Спросовым Лёва больше значился по части чистой науки, отдавая должное русскому авангарду, всё ещё с энтузиазмом продолжая исследовать его и нередко публикуя статьи на излюбленную тему. Попутно успевал вести курс у себя на истфаке, где, будучи доцентом, преподавал последние пятнадцать лет. Там же на кафедре будущий педагог Алабин ещё в начале пути защитил превосходную диссертацию в области искусства и искусствознания, тематически напрямую связанную всё с тем же почитаемым им авангардом. Называлась она «Основные художественно-проектные концепции авангарда на основе русского конструктивизма: истоки, идеи, практика».

В ту пору, когда он не поднимая головы работал над диссертацией, а по сути, над объёмной, на редкость высокого качества монографией, его всё ещё не отпускал неизлечимый восторг от того, с чем довелось столкнуться. Нет, не в той конкретной своей работе — много шире: вообще в жизни, по судьбе. Господи, ну скажи, ответь, что может быть прекрасней для начинающего, явно многообещающего искусствоведа, чем дать себе шанс взобраться пускай на невысокий, но уже самим себе назначенный пригорок и впиться оттуда пристальным взглядом, вобрать в себя, переварить в неравнодушной серёдке, пропустить через молодые, злые, готовые трудиться сердце, печень и мозги, взглянуть на все его, конструктивизма, многообразные лики, вволю поразмышлять о его же концептуальных и пластических версиях, порой диаметрально противоположных, но во многом и единых, а заодно выявить, вычленить из свода набивших оскомину пустопорожних определений и фраз истинные трактовки «беспредметного искусства», искусства «как такового», отношения «предметное — беспредметное», ракурсы супрематизма, толкование «изобразительного искусства» и «все искусства». И вновь, освободив башку от груд бессчётно наработанного коллегами мусора, обратить взор не столько к творческим концепциям художников, сколько к их же мыслям о философии творчества, о широте, о границах в искусстве — о самóй Красоте, в конце концов. И чёрт бы побрал этих неумёх от профессии, людей без волчьего чутья, без щедрой интуиции и безошибочно верного глаза!
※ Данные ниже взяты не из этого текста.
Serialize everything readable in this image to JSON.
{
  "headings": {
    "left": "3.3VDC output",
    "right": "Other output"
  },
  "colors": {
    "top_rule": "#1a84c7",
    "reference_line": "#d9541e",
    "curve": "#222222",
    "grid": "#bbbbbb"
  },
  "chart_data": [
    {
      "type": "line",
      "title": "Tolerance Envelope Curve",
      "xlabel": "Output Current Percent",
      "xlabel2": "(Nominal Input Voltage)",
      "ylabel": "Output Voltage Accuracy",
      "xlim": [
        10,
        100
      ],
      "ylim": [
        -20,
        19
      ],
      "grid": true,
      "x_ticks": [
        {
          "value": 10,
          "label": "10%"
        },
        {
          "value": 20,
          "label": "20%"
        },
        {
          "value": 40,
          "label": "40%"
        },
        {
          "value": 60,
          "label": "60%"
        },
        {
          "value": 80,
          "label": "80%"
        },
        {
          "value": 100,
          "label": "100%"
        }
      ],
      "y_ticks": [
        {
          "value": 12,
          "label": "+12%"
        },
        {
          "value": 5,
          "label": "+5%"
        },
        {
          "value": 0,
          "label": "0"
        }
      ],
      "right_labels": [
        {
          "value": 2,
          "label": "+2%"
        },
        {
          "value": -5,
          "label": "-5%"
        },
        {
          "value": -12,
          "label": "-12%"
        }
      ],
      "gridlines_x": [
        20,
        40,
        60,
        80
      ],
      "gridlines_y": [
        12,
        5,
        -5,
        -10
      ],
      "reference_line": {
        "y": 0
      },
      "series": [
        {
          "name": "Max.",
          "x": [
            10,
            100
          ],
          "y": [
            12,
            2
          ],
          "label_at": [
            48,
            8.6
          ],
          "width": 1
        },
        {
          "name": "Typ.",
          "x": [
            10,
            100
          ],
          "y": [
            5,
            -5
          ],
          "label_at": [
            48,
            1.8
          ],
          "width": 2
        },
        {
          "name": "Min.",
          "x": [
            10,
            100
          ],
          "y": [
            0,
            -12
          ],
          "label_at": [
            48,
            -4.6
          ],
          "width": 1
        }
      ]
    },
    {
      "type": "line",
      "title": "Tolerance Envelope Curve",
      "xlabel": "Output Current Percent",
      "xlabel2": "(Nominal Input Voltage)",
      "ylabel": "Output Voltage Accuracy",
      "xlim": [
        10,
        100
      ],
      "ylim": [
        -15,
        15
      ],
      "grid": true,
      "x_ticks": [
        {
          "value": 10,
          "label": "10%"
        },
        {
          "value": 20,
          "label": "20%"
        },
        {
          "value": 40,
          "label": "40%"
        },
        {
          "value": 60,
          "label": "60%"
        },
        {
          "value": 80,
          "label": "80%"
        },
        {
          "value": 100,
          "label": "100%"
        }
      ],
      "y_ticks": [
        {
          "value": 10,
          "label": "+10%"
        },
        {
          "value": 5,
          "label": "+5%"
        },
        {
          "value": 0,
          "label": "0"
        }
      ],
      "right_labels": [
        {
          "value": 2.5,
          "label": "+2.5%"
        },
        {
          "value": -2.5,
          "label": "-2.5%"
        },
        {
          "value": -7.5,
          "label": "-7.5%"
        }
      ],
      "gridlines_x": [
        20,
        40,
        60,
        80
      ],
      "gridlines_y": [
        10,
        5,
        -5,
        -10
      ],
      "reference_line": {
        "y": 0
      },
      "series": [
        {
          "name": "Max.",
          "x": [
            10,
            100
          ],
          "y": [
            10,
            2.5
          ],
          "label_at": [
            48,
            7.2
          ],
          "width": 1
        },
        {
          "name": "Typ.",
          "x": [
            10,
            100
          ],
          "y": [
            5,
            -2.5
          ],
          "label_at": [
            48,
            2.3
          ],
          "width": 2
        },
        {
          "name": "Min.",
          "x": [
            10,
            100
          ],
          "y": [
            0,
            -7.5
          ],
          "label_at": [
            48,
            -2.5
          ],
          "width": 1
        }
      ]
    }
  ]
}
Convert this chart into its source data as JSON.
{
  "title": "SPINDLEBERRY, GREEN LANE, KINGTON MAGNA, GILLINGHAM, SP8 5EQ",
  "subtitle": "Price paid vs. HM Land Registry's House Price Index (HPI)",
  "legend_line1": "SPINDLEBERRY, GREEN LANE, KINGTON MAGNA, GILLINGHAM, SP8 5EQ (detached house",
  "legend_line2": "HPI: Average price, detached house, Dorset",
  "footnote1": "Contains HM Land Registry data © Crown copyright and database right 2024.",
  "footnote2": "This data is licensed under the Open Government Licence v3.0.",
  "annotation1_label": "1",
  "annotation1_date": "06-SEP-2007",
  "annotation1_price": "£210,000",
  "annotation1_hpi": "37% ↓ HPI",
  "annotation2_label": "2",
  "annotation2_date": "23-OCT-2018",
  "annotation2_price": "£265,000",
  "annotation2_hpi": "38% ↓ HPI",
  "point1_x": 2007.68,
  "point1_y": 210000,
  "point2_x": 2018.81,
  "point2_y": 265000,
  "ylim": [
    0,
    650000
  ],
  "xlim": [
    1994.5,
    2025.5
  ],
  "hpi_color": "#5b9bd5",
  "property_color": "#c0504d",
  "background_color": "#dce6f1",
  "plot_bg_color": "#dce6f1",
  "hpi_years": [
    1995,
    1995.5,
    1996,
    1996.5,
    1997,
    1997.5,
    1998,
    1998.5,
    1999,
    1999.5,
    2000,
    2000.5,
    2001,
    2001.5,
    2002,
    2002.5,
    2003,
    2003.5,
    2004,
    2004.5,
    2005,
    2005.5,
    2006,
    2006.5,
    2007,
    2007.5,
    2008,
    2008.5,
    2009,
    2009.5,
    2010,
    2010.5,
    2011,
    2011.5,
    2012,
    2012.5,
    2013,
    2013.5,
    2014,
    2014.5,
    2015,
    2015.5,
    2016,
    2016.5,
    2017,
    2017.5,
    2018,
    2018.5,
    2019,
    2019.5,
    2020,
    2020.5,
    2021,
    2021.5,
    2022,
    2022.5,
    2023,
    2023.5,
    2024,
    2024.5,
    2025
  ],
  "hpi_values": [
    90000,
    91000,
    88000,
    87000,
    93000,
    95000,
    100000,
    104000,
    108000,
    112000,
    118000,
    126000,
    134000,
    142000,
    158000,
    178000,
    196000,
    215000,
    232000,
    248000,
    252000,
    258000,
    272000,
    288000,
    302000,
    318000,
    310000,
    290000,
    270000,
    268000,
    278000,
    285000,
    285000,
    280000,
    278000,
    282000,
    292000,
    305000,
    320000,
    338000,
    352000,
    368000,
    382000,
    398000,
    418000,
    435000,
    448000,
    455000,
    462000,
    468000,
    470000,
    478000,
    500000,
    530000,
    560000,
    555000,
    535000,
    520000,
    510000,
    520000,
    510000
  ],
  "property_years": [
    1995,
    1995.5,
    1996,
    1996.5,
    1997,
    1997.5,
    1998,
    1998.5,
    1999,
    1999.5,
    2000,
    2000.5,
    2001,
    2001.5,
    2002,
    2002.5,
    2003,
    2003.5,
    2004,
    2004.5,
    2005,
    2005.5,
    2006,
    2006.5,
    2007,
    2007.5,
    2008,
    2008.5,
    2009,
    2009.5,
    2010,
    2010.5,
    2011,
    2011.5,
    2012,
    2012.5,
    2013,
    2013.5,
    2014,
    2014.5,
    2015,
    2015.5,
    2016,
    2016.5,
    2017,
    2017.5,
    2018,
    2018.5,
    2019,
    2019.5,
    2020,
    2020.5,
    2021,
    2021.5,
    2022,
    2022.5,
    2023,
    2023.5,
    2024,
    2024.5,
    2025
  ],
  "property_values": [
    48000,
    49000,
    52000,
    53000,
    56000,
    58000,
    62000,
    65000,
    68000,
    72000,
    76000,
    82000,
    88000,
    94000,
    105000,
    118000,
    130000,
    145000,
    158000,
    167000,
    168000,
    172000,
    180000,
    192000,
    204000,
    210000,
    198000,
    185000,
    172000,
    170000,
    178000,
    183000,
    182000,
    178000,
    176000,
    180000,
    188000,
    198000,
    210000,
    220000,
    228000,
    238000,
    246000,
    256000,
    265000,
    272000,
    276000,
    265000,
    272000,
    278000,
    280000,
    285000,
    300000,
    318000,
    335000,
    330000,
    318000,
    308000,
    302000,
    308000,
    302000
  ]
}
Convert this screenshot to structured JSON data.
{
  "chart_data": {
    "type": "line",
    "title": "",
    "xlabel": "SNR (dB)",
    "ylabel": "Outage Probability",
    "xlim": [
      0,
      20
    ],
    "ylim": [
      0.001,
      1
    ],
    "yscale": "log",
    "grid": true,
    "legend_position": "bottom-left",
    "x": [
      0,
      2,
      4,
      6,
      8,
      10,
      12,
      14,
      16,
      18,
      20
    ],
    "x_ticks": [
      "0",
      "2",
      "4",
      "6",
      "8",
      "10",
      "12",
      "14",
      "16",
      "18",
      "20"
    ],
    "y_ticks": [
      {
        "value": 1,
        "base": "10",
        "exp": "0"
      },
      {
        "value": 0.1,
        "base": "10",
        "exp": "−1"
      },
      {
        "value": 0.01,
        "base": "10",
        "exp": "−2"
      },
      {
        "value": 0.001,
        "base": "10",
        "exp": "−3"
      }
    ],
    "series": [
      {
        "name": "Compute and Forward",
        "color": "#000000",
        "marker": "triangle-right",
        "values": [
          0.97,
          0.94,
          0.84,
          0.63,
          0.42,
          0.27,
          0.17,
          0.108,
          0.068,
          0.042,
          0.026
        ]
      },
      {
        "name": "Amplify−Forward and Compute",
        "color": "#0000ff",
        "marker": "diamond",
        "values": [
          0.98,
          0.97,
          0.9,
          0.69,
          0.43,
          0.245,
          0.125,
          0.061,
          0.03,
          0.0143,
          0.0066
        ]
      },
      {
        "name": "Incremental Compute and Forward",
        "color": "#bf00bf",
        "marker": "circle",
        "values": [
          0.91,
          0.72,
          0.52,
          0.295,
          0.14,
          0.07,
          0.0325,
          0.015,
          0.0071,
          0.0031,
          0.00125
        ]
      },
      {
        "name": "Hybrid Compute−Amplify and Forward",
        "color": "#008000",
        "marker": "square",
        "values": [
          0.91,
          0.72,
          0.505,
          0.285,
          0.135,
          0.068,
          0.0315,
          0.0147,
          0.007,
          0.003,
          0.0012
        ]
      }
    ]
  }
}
Как правило, заказывая Лёве ту или иную работу или оговаривая статью, уважаемый издатель, как и одноразовый заказчик, уже пребывал в курсе того, кому доверяет часть издаваемого сборника или предоставляет выигрышное пространство модного журнала. И Лёва не подводил, никогда. Работу делал в срок, всякий раз ухитряясь попутно втиснуть в заказанный объём то или другое от совершенно нового, свежего, самого-самого, непривычного устоявшемуся взгляду на искусство: отчасти спорное, порой привносящее оттенок скандальности, но вместе с тем могущее независимо ни от чего существовать достойным образом. Скажем, в своей громкой статье о Малевиче Лев Алабин сделал осторожную, но вполне доказательную попытку опровергнуть общепринятое мнение о том, что художник мыслил свои супрематические «фигуры» как ничего не изображающие, не дублирующие действительность, но живущие по собственным законам. Всё как раз, по его мнению, было наоборот: Малевич копировал, быть может невольно, знаки материальной жизни, переводя их в личные символы, присваивая им номерную тождественность основных форм физического бытия. И в этом был смысл и суть его творений. Позднее, уже в ходе разгоревшейся на страницах печати дискуссии, немало разогревшей Лёвино художественное честолюбие, он опубликовал ещё одну работу, написанную вдогонку той, и в ней уже сдерживаться не стал, дав себе полную волю. Ловко и умно отстегав противников собственной версии, Алабин на этот раз высказался уже о Кандинском, утверждая, что никогда самотождественными субстанциями не являлись Василию Васильевичу формы его, как и не обретали они на его холстах самостоятельного существования. Не для чего, кстати, если уж речь зашла о великих, говорить в этом смысле и о Татлине с его контррельефами, суть которых, как считалось, в том, что они просто существуют, ничего не повторяя и никого не копируя, являя собой нечто целостное, самодостаточное — как результат акта творчества, и больше ничего.